The Kurd is the Word










Kurdiah-occupied area generated by C.I.A. (1992)
The Times reported on Robert Kagan’s New Republic piece, “Superpowers Don’t Get to Retire” (5/26/14), (“Events in Iraq Open Door for Interventionist Revival, Historian Says” NYT, 6/15/14). The New Republic cover story has struck a chord, with ISIS on the outskirts of Baghdad. The Times commented “To Mr. Kagan, American action to stop the militants is imperative, but a continued military presence in Iraq and action in Syria would have avert the crisis. ‘It’s striking how two policies driven by the same desire to avoid the use of a military are now converging to create this burgeoning disaster,’ Mr.
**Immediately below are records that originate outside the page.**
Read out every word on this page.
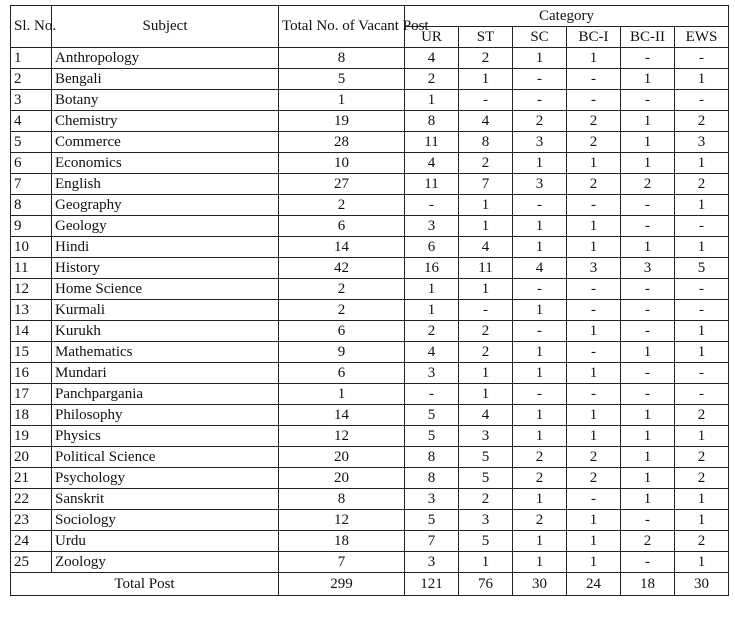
Sl. No.	Subject	Total No. of Vacant Post	Category					
			UR	ST	SC	BC-I	BC-II	EWS
1	Anthropology	8	4	2	1	1	-	-
2	Bengali	5	2	1	-	-	1	1
3	Botany	1	1	-	-	-	-	-
4	Chemistry	19	8	4	2	2	1	2
5	Commerce	28	11	8	3	2	1	3
6	Economics	10	4	2	1	1	1	1
7	English	27	11	7	3	2	2	2
8	Geography	2	-	1	-	-	-	1
9	Geology	6	3	1	1	1	-	-
10	Hindi	14	6	4	1	1	1	1
11	History	42	16	11	4	3	3	5
12	Home Science	2	1	1	-	-	-	-
13	Kurmali	2	1	-	1	-	-	-
14	Kurukh	6	2	2	-	1	-	1
15	Mathematics	9	4	2	1	-	1	1
16	Mundari	6	3	1	1	1	-	-
17	Panchpargania	1	-	1	-	-	-	-
18	Philosophy	14	5	4	1	1	1	2
19	Physics	12	5	3	1	1	1	1
20	Political Science	20	8	5	2	2	1	2
21	Psychology	20	8	5	2	2	1	2
22	Sanskrit	8	3	2	1	-	1	1
23	Sociology	12	5	3	2	1	-	1
24	Urdu	18	7	5	1	1	2	2
25	Zoology	7	3	1	1	1	-	1
Total Post		299	121	76	30	24	18	30
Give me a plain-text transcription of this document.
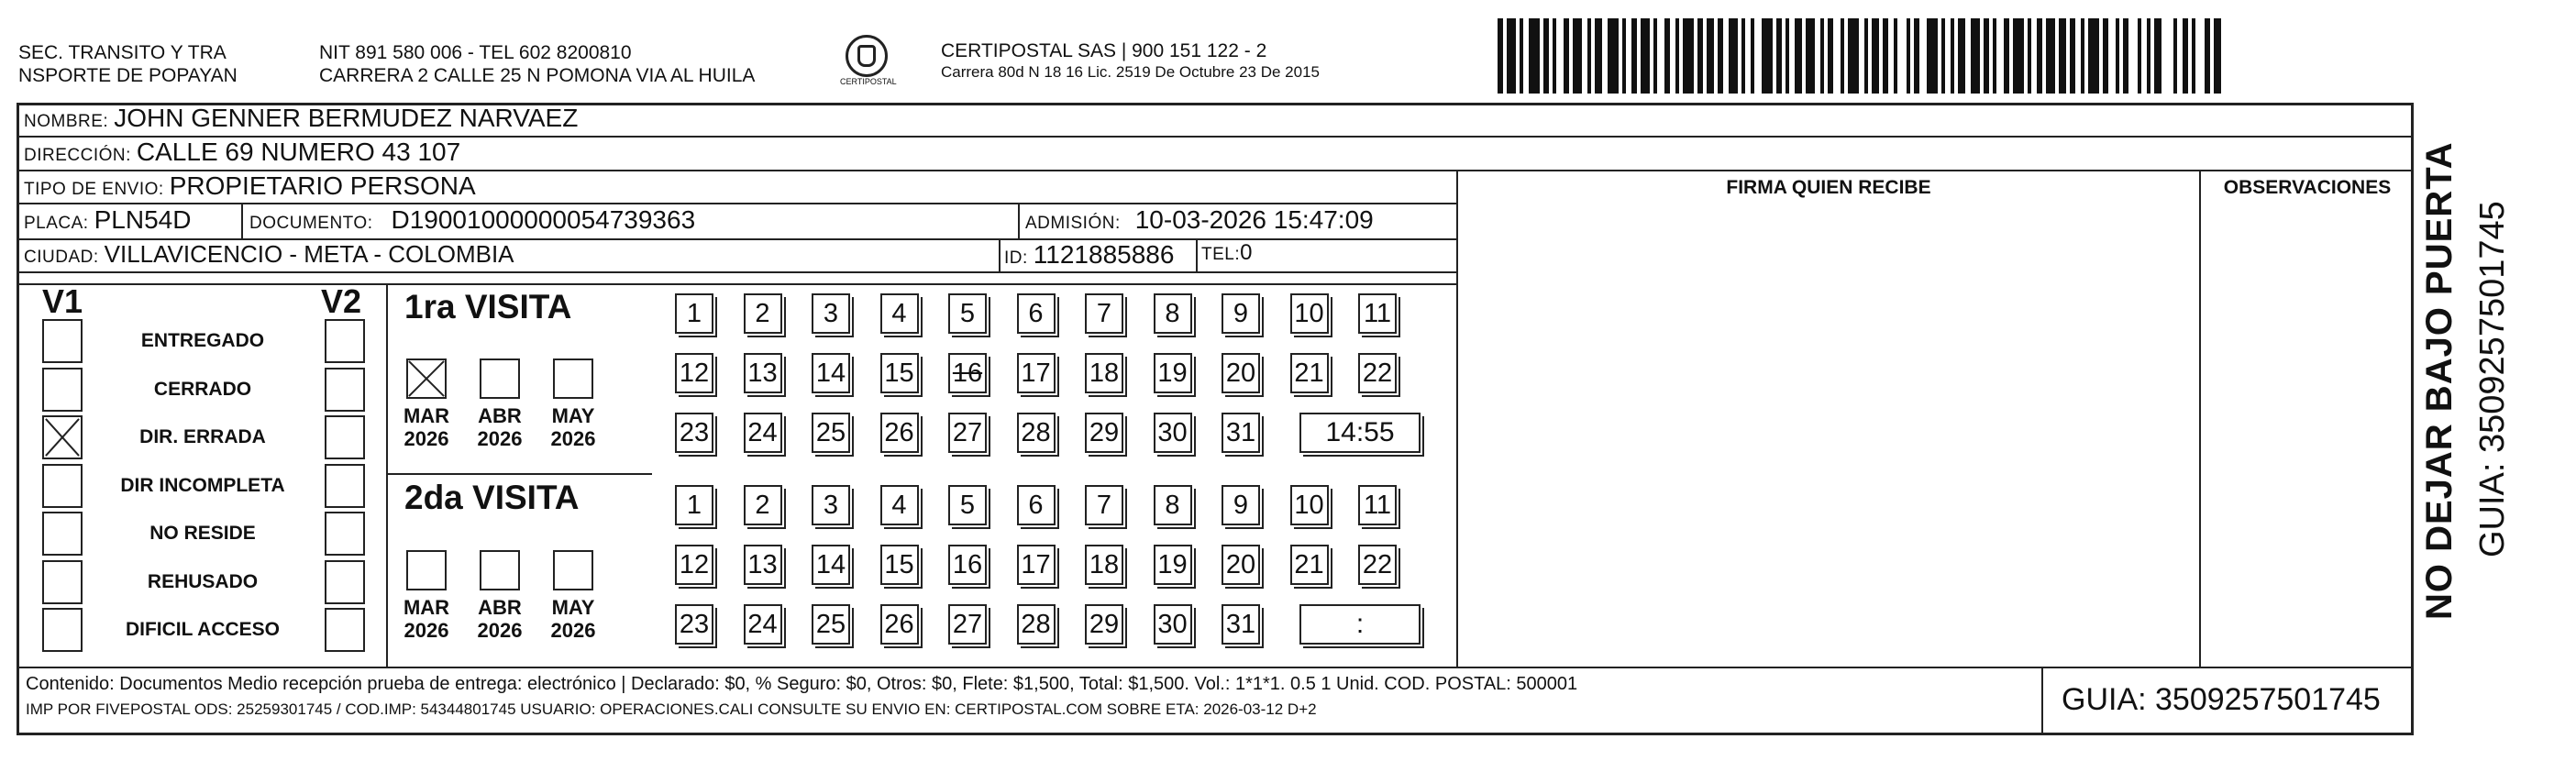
SEC. TRANSITO Y TRA
NSPORTE DE POPAYAN
NIT 891 580 006 - TEL 602 8200810
CARRERA 2 CALLE 25 N POMONA VIA AL HUILA	CERTIPOSTAL
CERTIPOSTAL SAS | 900 151 122 - 2
Carrera 80d N 18 16 Lic. 2519 De Octubre 23 De 2015
NOMBRE: JOHN GENNER BERMUDEZ NARVAEZ
DIRECCIÓN: CALLE 69 NUMERO 43 107
TIPO DE ENVIO: PROPIETARIO PERSONA
PLACA: PLN54D	DOCUMENTO: D19001000000054739363	ADMISIÓN: 10-03-2026 15:47:09
CIUDAD: VILLAVICENCIO - META - COLOMBIA	ID: 1121885886 TEL: 0
FIRMA QUIEN RECIBE	OBSERVACIONES
V1	V2
ENTREGADO
CERRADO
DIR. ERRADA
DIR INCOMPLETA
NO RESIDE
REHUSADO
DIFICIL ACCESO
1ra VISITA
MAR
2026
ABR
2026
MAY
2026
1	2	3	4	5	6	7	8	9	10 11
12 13 14 15 16 17 18 19 20 21 22
23 24 25 26 27 28 29 30 31	14:55
2da VISITA
MAR
2026
ABR
2026
MAY
2026
1	2	3	4	5	6	7	8	9	10 11
12 13 14 15 16 17 18 19 20 21 22
23 24 25 26 27 28 29 30 31	:
Contenido: Documentos Medio recepción prueba de entrega: electrónico | Declarado: $0, % Seguro: $0, Otros: $0, Flete: $1,500, Total: $1,500. Vol.: 1*1*1. 0.5 1 Unid. COD. POSTAL: 500001
IMP POR FIVEPOSTAL ODS: 25259301745 / COD.IMP: 54344801745 USUARIO: OPERACIONES.CALI CONSULTE SU ENVIO EN: CERTIPOSTAL.COM SOBRE ETA: 2026-03-12 D+2	GUIA: 3509257501745
NO DEJAR BAJO PUERTA GUIA: 3509257501745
Kagan said in an interview.” But hindsight is always 20/20 and who is to say that the presence of US troops would have turned out to be anything more than an embarrassment, as it has been in Afghanistan, where all gains seem to be Pyrrhic and where the American military’s struggle against the Taliban can only be described as Sisyphean? Yes today everyone is crying for more troops and more bombs, but when we supplied troops and bombs and were getting no leverage in reforming al-Maliki’s partisan politics there was an outcry for an end to a struggle which was costing the US both lives and money. Have we forgotten the lesson of Vietnam? Every time we consider the use of force we seem to be on the event horizon of the black hole of interventionism. The US is out of touch and our real weakness is intelligence. It’s as true now as it was back in 9/11. The lack of intelligence concerning the latest ISIS surge is what the real problem seems to be and it’s truly confounding. Is a Johnny-come- lately employing airstrikes and drones going to weaken the impact of the writing of Sayyid Qutb the ideologist of pan-Islamism? What’s needed is not force, but thought. In this case clandestine intelligence, the kind that had proven so deadly to US Foreign policy in the overthrow of Mossadegh in l952, might be turned to our advantage if we place our bets on the right horse--and that horse might very well be Iraqi Kurdistan.